SMIL is taking advanced precautions to guard against Coronavirus - learn more before arriving at one of our facilities. Click here.
A note on the COVID-19 vaccine and annual screening mammograms (Society of Breast Imaging): Click here.
Knowing just a few key terms can help you ask good questions, lead to more productive conversations with your healthcare providers and lower your out-of-pocket costs. This guide is intended to be helpful but it is always best to be familiar with the details of your own plan.
The amount of money you pay out of pocket each year before your insurance will begin covering expenses. Deductibles usually start over at the beginning of each calendar year. The deductible may not apply to all services.
Example: If you have a $2,000 deductible, you pay the first $2,000 of your own medical expenses. This is called meeting your deductible. After that, your insurance will pay some of your medical expenses. You may still have to pay a portion of your expenses through co-pays and co-insurance.
A fixed amount you need to pay for certain medical services, usually at the time of service. Office visits, imaging exams and prescription medicines often require co-pays.
Example: A visit to a medical office or clinic may require a $25 co-pay, while a hospital visit may involve a larger co-pay. Some services require both a co-pay and co-insurance.
Co-insurance begins after you've met your deductible and your plan starts paying some of the cost, it is the amount you pay after your insurance has paid its portion of the bill. Co-insurance is calculated as a percentage of the total cost rather than a fixed dollar amount.
Example: You've reached your deductible for the year and the cost of your next visit is $200.
If your co-insurance is 20%, that means you will be responsible for $40 and your insurance plan will pay the remaining $160.
The maximum amount of money you can pay for medical services over a certain period of time (usually per year). Once you meet your out-of-pocket maximum, your insurance plan will pay 100% of all allowed charges.
Example: Your insurance plan includes an out-of-pocket maximum of $4,000. You have met your $2,000 deductible and paid an additional $2,000 in co-pays and co-insurance. Your insurance will now pay 100% of any future necessary and allowed medical charges until your policy renews the following year.
Patients who are not covered under a Healthcare Plan or choose to not use their insurance coverage for an exam can self pay.
The allowable charge is the price that your insurance company will pay a medical provider (in this case SMIL/SDI) for a particular medical service. The allowable amount then also determines how much you pay in co-insurance. The billed charge is usually higher than the allowable charge and the difference is sometimes referred to as an adjustment. You pay a portion of the total allowed amount in the form of a co-payment, co-insurance, or deductible. Your health insurer pays what's left. Whether the provider is in-network or out-of-network with the insurance company determines who is responsible for the difference between the allowable and the billed amounts. An out-of-network provider can charge you that balance and it can be a significant amount.
In-network providers are medical providers that have agreed to offer your insurance company discounted rates for medical services. They are also called "preferred providers". These specially negotiated rates typically mean you will pay less by going to an in-network provider. An out-of-network provider can also ask you to make up the difference between the amount allowed by insurance and the amount the provider chooses to bill.
Some medical procedures, imaging exams and medications require your insurance company's approval beforehand, called prior authorization.
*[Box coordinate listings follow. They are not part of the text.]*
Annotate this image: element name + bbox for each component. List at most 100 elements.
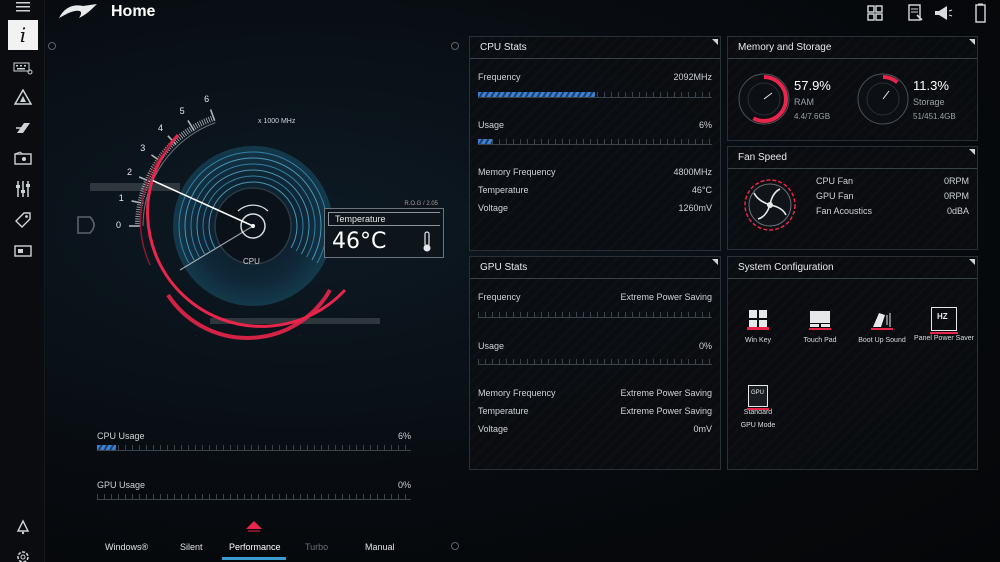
sidebar-item-armoury[interactable] (8, 115, 38, 141)
temperature-label: Temperature (335, 214, 386, 224)
gpu-temp-value: Extreme Power Saving (620, 406, 712, 416)
panel-corner-icon (969, 39, 975, 45)
gpu-fan-label: GPU Fan (816, 191, 854, 201)
memory-storage-panel: Memory and Storage 57.9% RAM 4.4/7.6GB 1… (727, 36, 978, 141)
widget-layout-icon[interactable] (865, 3, 885, 23)
cpu-usage-bar (97, 445, 411, 451)
sidebar-item-game-library[interactable] (8, 145, 38, 171)
mode-turbo[interactable]: Turbo (305, 542, 328, 552)
sidebar: i (0, 0, 45, 562)
gpu-frequency-value: Extreme Power Saving (620, 292, 712, 302)
mode-active-underline (222, 557, 286, 560)
config-boot-up-sound-label: Boot Up Sound (858, 337, 906, 344)
fan-speed-panel: Fan Speed CPU Fan 0RPM GPU Fan 0RPM Fan … (727, 146, 978, 250)
rog-logo-icon (59, 4, 97, 18)
system-configuration-title: System Configuration (738, 262, 834, 273)
sidebar-item-monitor[interactable] (8, 238, 38, 264)
config-panel-power-saver-label: Panel Power Saver (914, 335, 974, 342)
cpu-mem-freq-value: 4800MHz (673, 167, 712, 177)
cpu-stat-usage-label: Usage (478, 120, 505, 130)
monitor-icon (14, 245, 32, 257)
cpu-voltage-label: Voltage (478, 203, 509, 213)
sidebar-item-aura[interactable] (8, 84, 38, 110)
panel-corner-icon (969, 149, 975, 155)
ram-label: RAM (794, 97, 814, 107)
temperature-value: 46°C (332, 229, 387, 254)
gauge-tick-label: 4 (158, 122, 164, 133)
mode-manual[interactable]: Manual (365, 542, 395, 552)
cpu-frequency-bar-fill (478, 92, 595, 97)
mode-indicator-icon (246, 521, 262, 532)
mode-windows[interactable]: Windows® (105, 542, 148, 552)
fan-speed-title: Fan Speed (738, 152, 787, 163)
battery-icon[interactable] (970, 3, 990, 23)
windows-key-icon (747, 310, 769, 330)
app-window: i Home x 1000 MHz 0 1 2 3 4 5 6 CPU R.O.… (0, 0, 1000, 562)
gpu-mode-icon-text: GPU (751, 390, 765, 396)
gauge-tick-label: 0 (116, 220, 122, 230)
deals-icon (15, 212, 31, 228)
storage-label: Storage (913, 97, 945, 107)
panel-corner-icon (969, 259, 975, 265)
sidebar-item-deals[interactable] (8, 207, 38, 233)
cpu-stats-title: CPU Stats (480, 42, 527, 53)
config-gpu-mode-label: GPU Mode (740, 422, 776, 429)
scenario-profiles-icon (16, 181, 30, 197)
settings-icon (17, 551, 29, 562)
hamburger-menu-icon[interactable] (8, 0, 38, 14)
panel-header: Fan Speed (728, 147, 977, 169)
gpu-usage-bar (97, 494, 411, 500)
gpu-usage-label: GPU Usage (97, 480, 146, 490)
cpu-usage-bar-fill (97, 445, 116, 450)
sidebar-item-device[interactable] (8, 55, 38, 81)
config-boot-up-sound[interactable]: Boot Up Sound (852, 307, 912, 344)
fan-icon (744, 179, 796, 231)
config-win-key[interactable]: Win Key (728, 307, 788, 344)
gauge-scale-label: x 1000 MHz (258, 118, 296, 125)
ram-detail: 4.4/7.6GB (794, 112, 831, 121)
storage-detail: 51/451.4GB (913, 112, 956, 121)
corner-marker-icon (48, 42, 56, 50)
armoury-icon (16, 123, 30, 133)
fan-acoustics-value: 0dBA (946, 206, 969, 216)
config-gpu-mode[interactable]: GPU Standard GPU Mode (728, 385, 788, 429)
sidebar-item-settings[interactable] (8, 544, 38, 562)
mode-performance[interactable]: Performance (229, 542, 281, 552)
gpu-frequency-label: Frequency (478, 292, 521, 302)
boot-sound-icon (871, 313, 893, 330)
keyboard-icon (13, 62, 33, 75)
config-panel-power-saver[interactable]: HZ Panel Power Saver (914, 307, 974, 342)
gauge-tick-label: 2 (126, 166, 132, 177)
panel-header: CPU Stats (470, 37, 720, 59)
cpu-stat-usage-value: 6% (698, 120, 712, 130)
cpu-stat-usage-bar (478, 139, 712, 145)
gpu-stats-title: GPU Stats (480, 262, 528, 273)
sidebar-item-home[interactable]: i (8, 20, 38, 50)
game-library-icon (14, 151, 32, 165)
cpu-fan-label: CPU Fan (816, 176, 854, 186)
cpu-frequency-label: Frequency (478, 72, 521, 82)
user-center-icon (16, 519, 30, 535)
panel-hz-icon-text: HZ (937, 312, 948, 321)
notes-icon[interactable] (905, 3, 925, 23)
cpu-frequency-bar (478, 92, 712, 98)
panel-header: Memory and Storage (728, 37, 977, 59)
gauge-tick-label: 1 (118, 192, 124, 203)
sidebar-item-scenario[interactable] (8, 176, 38, 202)
fan-acoustics-label: Fan Acoustics (816, 206, 873, 216)
cpu-fan-value: 0RPM (943, 176, 969, 186)
panel-header: System Configuration (728, 257, 977, 279)
sidebar-item-user-center[interactable] (8, 514, 38, 540)
cpu-stats-panel: CPU Stats Frequency 2092MHz Usage 6% Mem… (469, 36, 721, 251)
memory-storage-title: Memory and Storage (738, 42, 832, 53)
announcement-icon[interactable] (933, 3, 953, 23)
mode-silent[interactable]: Silent (180, 542, 203, 552)
temperature-badge: R.O.G / 2.05 (402, 201, 440, 207)
gpu-voltage-value: 0mV (693, 424, 712, 434)
cpu-mem-freq-label: Memory Frequency (478, 167, 556, 177)
gpu-temp-label: Temperature (478, 406, 529, 416)
gpu-stat-usage-value: 0% (698, 341, 712, 351)
config-touch-pad[interactable]: Touch Pad (790, 307, 850, 344)
ram-donut (738, 73, 790, 125)
cpu-temp-value: 46°C (691, 185, 712, 195)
If prior authorization is required, but not obtained, your insurance plan may determine it will not cover the cost. Even receiving prior authorization is not always a guarantee that the cost will be covered. To be sure you're covered always contact your insurance before moving forward with a treatment or procedure. Your deductible, co-payments and co-insurance would still need to be met.
Jane's insurance plan has a $1,500 deductible.
The co-insurance is 20% with an out-of-pocket limit of $5,000.
If Jane's ofﬁce visit cost is $125 and she has not reached her $1,500 deductible, then she pays $125. Her plan pays no coverage.
If Jane has reached her $1,500 deductible, co-insurance begins. If her ofﬁce visit is $125 now she only pays $25 and her plan pays $100.
If Jane has reached her $5,000 Out-of-Pocket limit and has an ofﬁce visit of $125 she pays nothing. Her plan pays her covered health care services all year.